Limitations discussed include the inherent bias of variational approximations, sensitivity to hyper‑parameters (α₀, a), and increased memory usage when K and P are extremely large. The current implementation handles only categorical variables; extending to mixed continuous‑categorical data or to Dirichlet‑process mixtures is left for future work. The authors propose automatic hyper‑parameter tuning, stronger sparsity‑inducing priors, online variational updates for streaming data, and integration with other multi‑view clustering frameworks.

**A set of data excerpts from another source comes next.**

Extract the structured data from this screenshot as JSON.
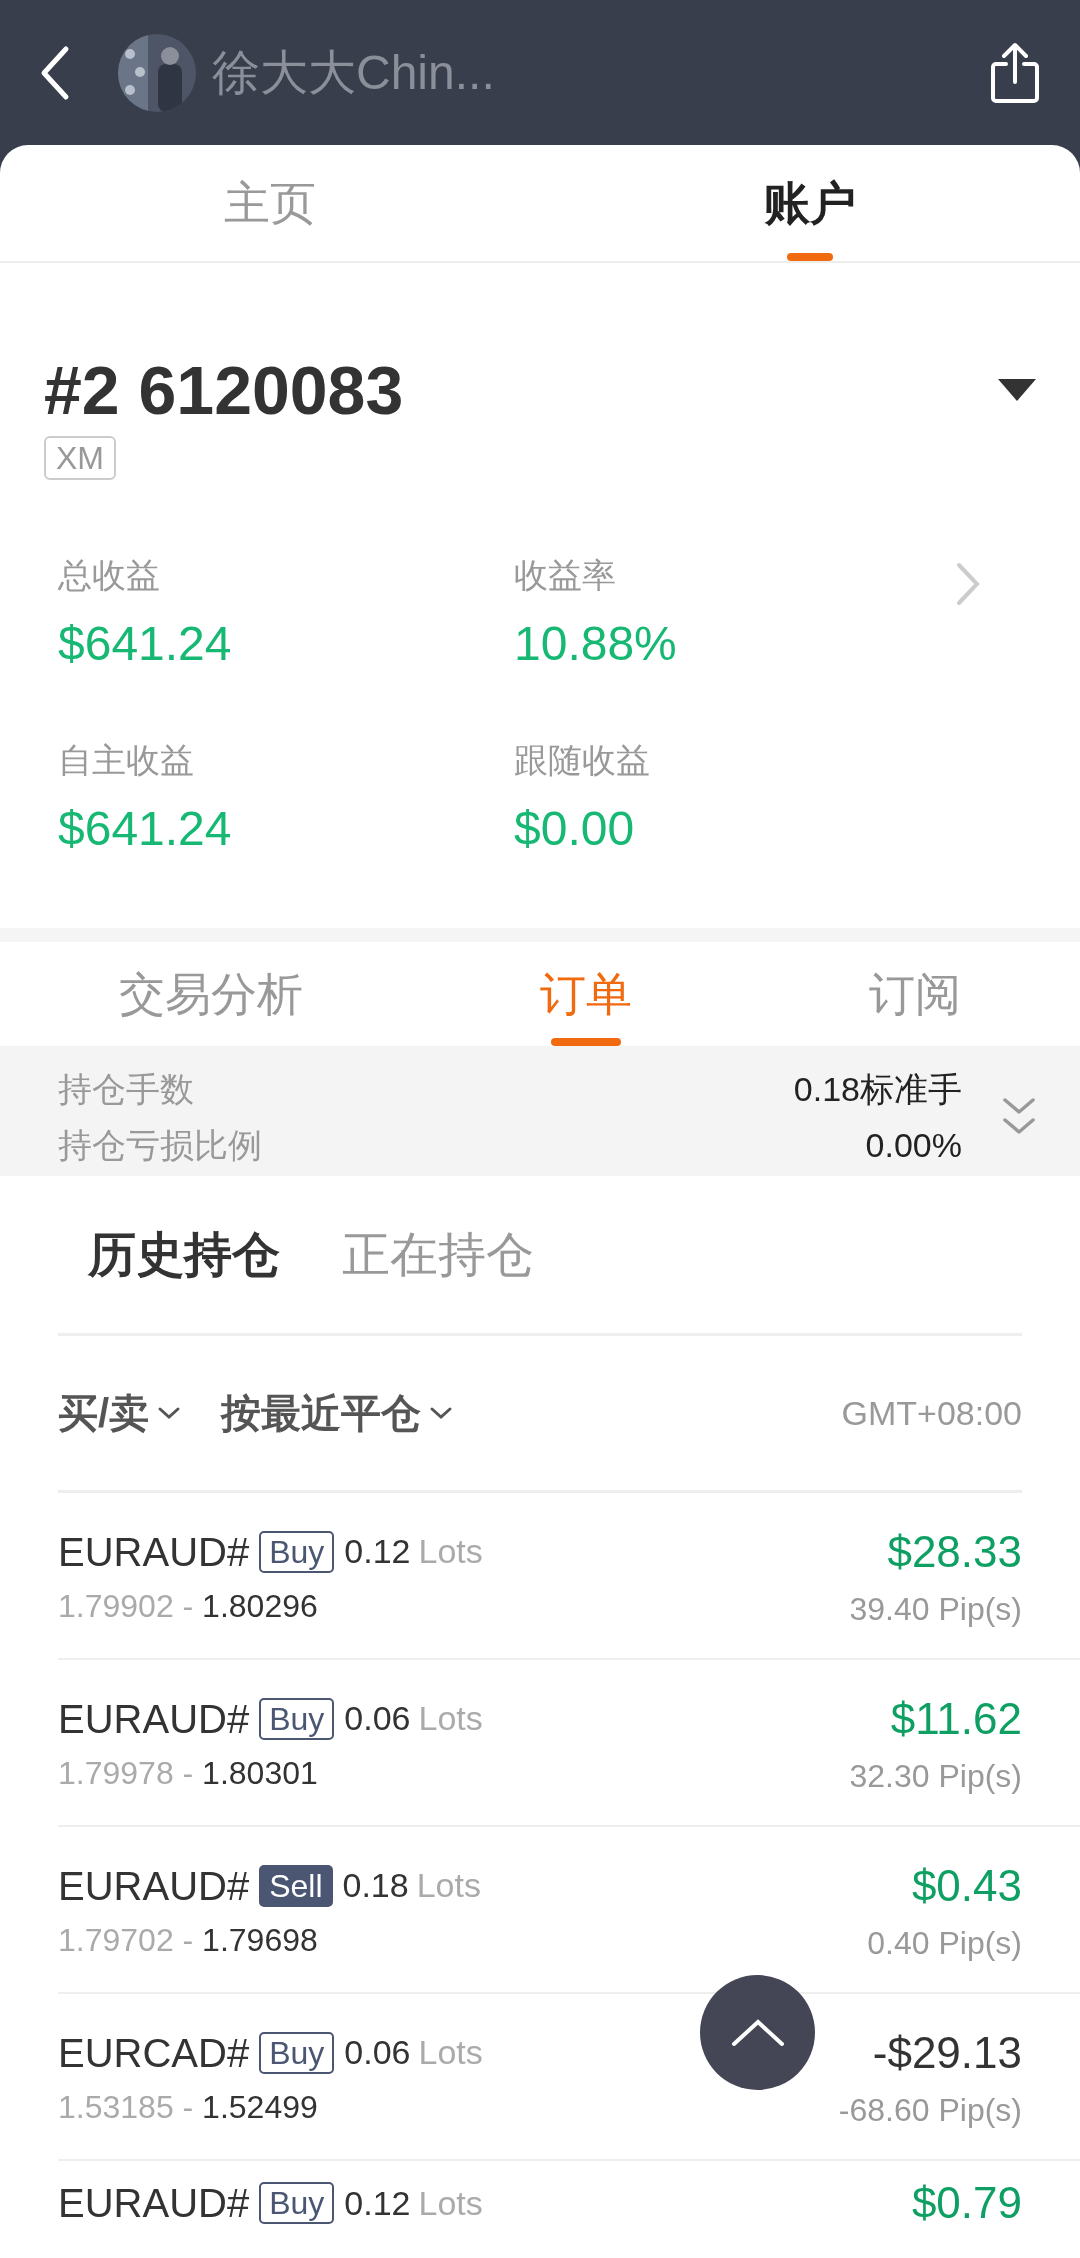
{
  "header": {
    "title": "徐大大Chin..."
  },
  "main_tabs": [
    {
      "label": "主页",
      "selected": false
    },
    {
      "label": "账户",
      "selected": true
    }
  ],
  "account": {
    "number": "#2 6120083",
    "broker": "XM",
    "stats": [
      {
        "label": "总收益",
        "value": "$641.24"
      },
      {
        "label": "收益率",
        "value": "10.88%"
      },
      {
        "label": "自主收益",
        "value": "$641.24"
      },
      {
        "label": "跟随收益",
        "value": "$0.00"
      }
    ]
  },
  "section_tabs": [
    {
      "label": "交易分析",
      "selected": false
    },
    {
      "label": "订单",
      "selected": true
    },
    {
      "label": "订阅",
      "selected": false
    }
  ],
  "summary": [
    {
      "label": "持仓手数",
      "value": "0.18标准手"
    },
    {
      "label": "持仓亏损比例",
      "value": "0.00%"
    }
  ],
  "position_tabs": [
    {
      "label": "历史持仓",
      "selected": true
    },
    {
      "label": "正在持仓",
      "selected": false
    }
  ],
  "filters": [
    {
      "label": "买/卖"
    },
    {
      "label": "按最近平仓"
    }
  ],
  "timezone": "GMT+08:00",
  "orders": [
    {
      "symbol": "EURAUD#",
      "side": "Buy",
      "kind": "buy",
      "lots": "0.12",
      "unit": "Lots",
      "open": "1.79902",
      "separator": "-",
      "close": "1.80296",
      "profit": "$28.33",
      "pips": "39.40 Pip(s)",
      "loss": false
    },
    {
      "symbol": "EURAUD#",
      "side": "Buy",
      "kind": "buy",
      "lots": "0.06",
      "unit": "Lots",
      "open": "1.79978",
      "separator": "-",
      "close": "1.80301",
      "profit": "$11.62",
      "pips": "32.30 Pip(s)",
      "loss": false
    },
    {
      "symbol": "EURAUD#",
      "side": "Sell",
      "kind": "sell",
      "lots": "0.18",
      "unit": "Lots",
      "open": "1.79702",
      "separator": "-",
      "close": "1.79698",
      "profit": "$0.43",
      "pips": "0.40 Pip(s)",
      "loss": false
    },
    {
      "symbol": "EURCAD#",
      "side": "Buy",
      "kind": "buy",
      "lots": "0.06",
      "unit": "Lots",
      "open": "1.53185",
      "separator": "-",
      "close": "1.52499",
      "profit": "-$29.13",
      "pips": "-68.60 Pip(s)",
      "loss": true
    },
    {
      "symbol": "EURAUD#",
      "side": "Buy",
      "kind": "buy",
      "lots": "0.12",
      "unit": "Lots",
      "profit": "$0.79",
      "loss": false
    }
  ]
}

In summary, VICatMix combines variational Bayesian inference, over‑fitted mixture modeling, and Bayesian model averaging to deliver fast, accurate, and interpretable clustering of high‑dimensional discrete biomedical data, with built‑in variable selection that highlights biologically relevant features. The method fills a gap between computational efficiency and statistical rigor, making it a valuable tool for precision medicine and multi‑omics integration.